Jun 5, 2017

The individual patient and evidence-based medicine

In 1997 article (PMID: 9190027) about evidence-based medicine David Sackett writes:

Evidence-based medicine... is the conscientious, explicit and judicious use of current best evidence in making decisions about the care of individual patients. The practice of evidence-based medicine means integrating individual clinical expertise with the best available external clinical evidence from systematic research. By individual clinical expertise we mean the proficiency and judgment that we individual clinicians acquire through clinical experience and clinical practice. Increased expertise is reflected in many ways, but especially in more effective and efficient diagnosis and in the more thoughtful identification and compassionate use of individual patients' predicaments, rights, and preferences in making clinical decisions about their care. By best available external clinical evidence we mean clinically relevant research, often from the basic sciences of medicine, but especially from patient centered clinical research into the accuracy and precision of diagnostic tests (including the clinical examination), the power of prognostic markers, and the efficacy and safety of therapeutic, rehabilitative, and preventive regimens. External clinical evidence both invalidates previously accepted diagnostic tests and treatment and replaces them with new ones that are more powerful, more accurate, more efficacious, and safer. Good doctors use both individual clinical expertise and the best available external evidence, and neither alone is enough. Without clinical expertise, practice risks becoming tyrannized by external evidence, for even excellent external evidence may be inapplicable to or inappropriate for an individual patient. Without current best external evidence, practice risks becoming rapidly out of date, to the detriment of patients.

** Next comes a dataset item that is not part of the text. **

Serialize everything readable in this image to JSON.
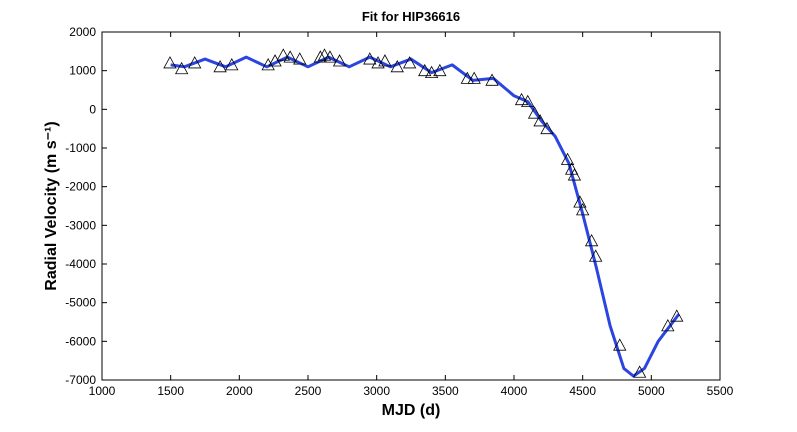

On the criticism that evidence-based medicine is "cook-book medicine" Sackett writes:

Common misconceptions about evidence-based medicine include the concern that it might degenerate into "cook-book" medicine. However, because it requires a bottom-up approach that integrates the best external evidence with individual clinical expertise and patient-choice, it cannot result in slavish, "cook-book" approaches to individual patient care. External clinical evidence can inform, but can never replace, individual clinical expertise, and it is this expertise that decides whether the external evidence applies to the individual patient at all and, if so, how it should be integrated into a clinical decision. Similarly, any external guideline must be integrated with individual clinical expertise in deciding whether and how it matches the patient's clinical state, predicament, and preferences, and thus whether it should be applied.

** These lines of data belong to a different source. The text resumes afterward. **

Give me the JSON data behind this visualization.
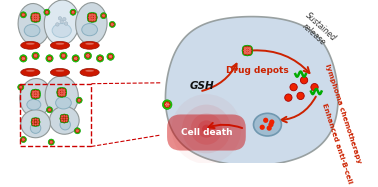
{
  "bg_color": "#ffffff",
  "cell_face": "#ccd8e0",
  "cell_edge": "#909898",
  "nucleus_face": "#b8ceda",
  "nucleus_edge": "#8aafc0",
  "red_pill_face": "#cc1800",
  "red_pill_edge": "#991000",
  "green_color": "#22cc00",
  "red_dot": "#ee2200",
  "arrow_color": "#cc2200",
  "dash_color": "#cc0000",
  "large_cell_face": "#c8d8e8",
  "large_cell_edge": "#909898",
  "text_gsh": "GSH",
  "text_drug": "Drug depots",
  "text_sustained": "Sustained\nrelease",
  "text_cell_death": "Cell death",
  "text_enhanced_1": "Enhanced anti-B-cell",
  "text_enhanced_2": "lymphoma chemotherapy"
}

Others fear that evidence-based medicine will be hijacked by purchasers and managers to cut the costs of health care. This would not only be a misuse of evidence-based medicine, but suggests a fundamental misunderstanding of its financial consequences. Doctors practising evidence-based medicine will identify and apply the most efficacious interventions to maximize the quality and quantity of life for individual patients; this may raise rather than lower the cost of their care.

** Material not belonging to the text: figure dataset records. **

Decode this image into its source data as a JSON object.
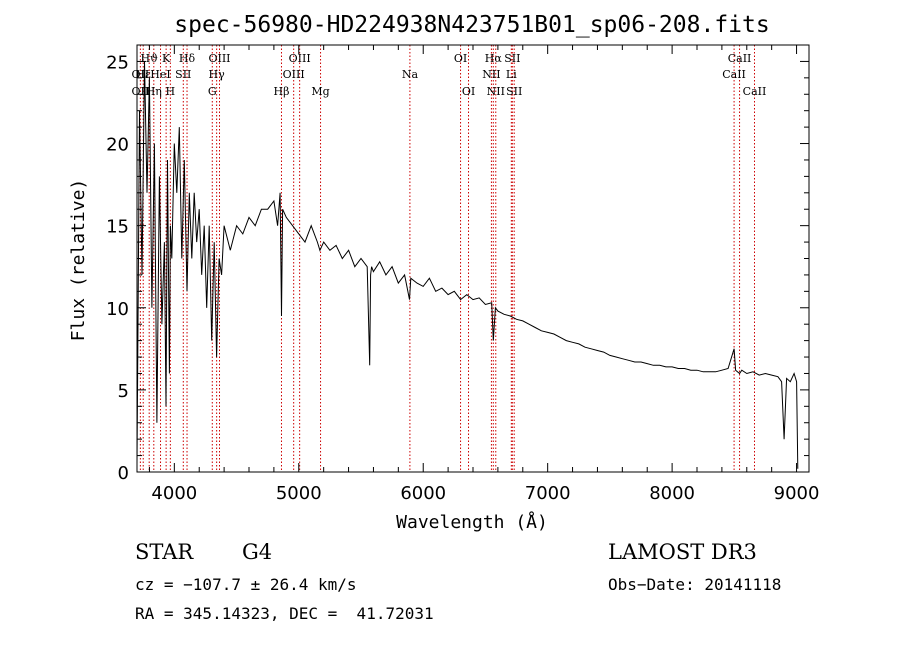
{
  "chart_data": {
    "type": "line",
    "title": "spec-56980-HD224938N423751B01_sp06-208.fits",
    "xlabel": "Wavelength (Å)",
    "ylabel": "Flux (relative)",
    "xlim": [
      3700,
      9100
    ],
    "ylim": [
      0,
      26
    ],
    "xticks": [
      4000,
      5000,
      6000,
      7000,
      8000,
      9000
    ],
    "yticks": [
      0,
      5,
      10,
      15,
      20,
      25
    ],
    "series": [
      {
        "name": "spectrum",
        "x": [
          3700,
          3720,
          3740,
          3760,
          3780,
          3800,
          3820,
          3840,
          3860,
          3880,
          3900,
          3920,
          3933,
          3945,
          3960,
          3968,
          3980,
          4000,
          4020,
          4040,
          4060,
          4080,
          4102,
          4120,
          4140,
          4160,
          4180,
          4200,
          4220,
          4240,
          4260,
          4280,
          4300,
          4320,
          4340,
          4360,
          4380,
          4400,
          4450,
          4500,
          4550,
          4600,
          4650,
          4700,
          4750,
          4800,
          4830,
          4850,
          4861,
          4870,
          4900,
          4950,
          5000,
          5050,
          5100,
          5150,
          5170,
          5200,
          5250,
          5300,
          5350,
          5400,
          5450,
          5500,
          5550,
          5570,
          5577,
          5585,
          5600,
          5650,
          5700,
          5750,
          5800,
          5850,
          5890,
          5900,
          5950,
          6000,
          6050,
          6100,
          6150,
          6200,
          6250,
          6300,
          6350,
          6400,
          6450,
          6500,
          6550,
          6563,
          6580,
          6600,
          6650,
          6700,
          6750,
          6800,
          6850,
          6900,
          6950,
          7000,
          7050,
          7100,
          7150,
          7200,
          7250,
          7300,
          7350,
          7400,
          7450,
          7500,
          7550,
          7600,
          7650,
          7700,
          7750,
          7800,
          7850,
          7900,
          7950,
          8000,
          8050,
          8100,
          8150,
          8200,
          8250,
          8300,
          8350,
          8400,
          8450,
          8498,
          8510,
          8542,
          8560,
          8600,
          8650,
          8700,
          8750,
          8800,
          8850,
          8880,
          8900,
          8920,
          8950,
          8980,
          9000,
          9010
        ],
        "values": [
          0.5,
          22,
          12,
          25,
          17,
          24,
          10,
          20,
          3,
          18,
          9,
          14,
          4,
          19,
          6,
          15,
          13,
          20,
          17,
          21,
          13,
          19,
          11,
          17,
          13,
          17,
          14,
          16,
          12,
          15,
          10,
          15,
          8,
          14,
          7,
          13,
          12,
          15,
          13.5,
          15,
          14.5,
          15.5,
          15,
          16,
          16,
          16.5,
          15,
          17,
          9.5,
          16,
          15.5,
          15,
          14.5,
          14,
          15,
          14,
          13.5,
          14,
          13.5,
          13.8,
          13,
          13.5,
          12.5,
          13,
          12.5,
          6.5,
          12,
          12.5,
          12.2,
          12.8,
          12,
          12.5,
          11.5,
          12,
          10.5,
          11.8,
          11.5,
          11.3,
          11.8,
          11,
          11.2,
          10.8,
          11,
          10.5,
          10.8,
          10.5,
          10.6,
          10.2,
          10.3,
          8,
          10,
          9.8,
          9.6,
          9.5,
          9.3,
          9.2,
          9,
          8.8,
          8.6,
          8.5,
          8.4,
          8.2,
          8,
          7.9,
          7.8,
          7.6,
          7.5,
          7.4,
          7.3,
          7.1,
          7,
          6.9,
          6.8,
          6.7,
          6.7,
          6.6,
          6.5,
          6.5,
          6.4,
          6.4,
          6.3,
          6.3,
          6.2,
          6.2,
          6.1,
          6.1,
          6.1,
          6.2,
          6.3,
          7.5,
          6.2,
          6.0,
          6.2,
          6.0,
          6.1,
          5.9,
          6.0,
          5.9,
          5.8,
          5.5,
          2.0,
          5.7,
          5.5,
          6.0,
          5.5,
          0.2
        ]
      }
    ],
    "spectral_lines": [
      {
        "label": "Hϑ",
        "x": 3798,
        "row": 1
      },
      {
        "label": "OII",
        "x": 3727,
        "row": 2
      },
      {
        "label": "Hε",
        "x": 3750,
        "row": 2
      },
      {
        "label": "OII",
        "x": 3727,
        "row": 3
      },
      {
        "label": "Hη",
        "x": 3835,
        "row": 3
      },
      {
        "label": "K",
        "x": 3934,
        "row": 1
      },
      {
        "label": "HeI",
        "x": 3889,
        "row": 2
      },
      {
        "label": "H",
        "x": 3968,
        "row": 3
      },
      {
        "label": "Hδ",
        "x": 4102,
        "row": 1
      },
      {
        "label": "SII",
        "x": 4072,
        "row": 2
      },
      {
        "label": "OIII",
        "x": 4363,
        "row": 1
      },
      {
        "label": "Hγ",
        "x": 4340,
        "row": 2
      },
      {
        "label": "G",
        "x": 4305,
        "row": 3
      },
      {
        "label": "OIII",
        "x": 5007,
        "row": 1
      },
      {
        "label": "OIII",
        "x": 4959,
        "row": 2
      },
      {
        "label": "Hβ",
        "x": 4861,
        "row": 3
      },
      {
        "label": "Mg",
        "x": 5175,
        "row": 3
      },
      {
        "label": "Na",
        "x": 5893,
        "row": 2
      },
      {
        "label": "OI",
        "x": 6300,
        "row": 1
      },
      {
        "label": "OI",
        "x": 6364,
        "row": 3
      },
      {
        "label": "Hα",
        "x": 6563,
        "row": 1
      },
      {
        "label": "SII",
        "x": 6716,
        "row": 1
      },
      {
        "label": "NII",
        "x": 6548,
        "row": 2
      },
      {
        "label": "Li",
        "x": 6708,
        "row": 2
      },
      {
        "label": "NII",
        "x": 6583,
        "row": 3
      },
      {
        "label": "SII",
        "x": 6731,
        "row": 3
      },
      {
        "label": "CaII",
        "x": 8542,
        "row": 1
      },
      {
        "label": "CaII",
        "x": 8498,
        "row": 2
      },
      {
        "label": "CaII",
        "x": 8662,
        "row": 3
      }
    ]
  },
  "info": {
    "object_class": "STAR",
    "subclass": "G4",
    "survey": "LAMOST DR3",
    "redshift": "cz = −107.7 ± 26.4 km/s",
    "obs_date": "Obs−Date: 20141118",
    "coords": "RA = 345.14323, DEC =  41.72031"
  },
  "colors": {
    "spectrum": "#000000",
    "line_marker": "#cc0000",
    "background": "#ffffff"
  }
}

In a 2016 article Ioannidis (PMID: 26934549) reported that evidence-based has been hijacked. I will explore this article in a later blog, but here's a couple interesting lines from the abstract:

As EBM became more influential, it was also hijacked to serve agendas different from what it originally aimed for. [...] EBM still remains an unmet goal, worthy to be attained.

Not learning about the original concept runs a risk of practicing and teaching medicine with a false belief of what evidence-based medicine is.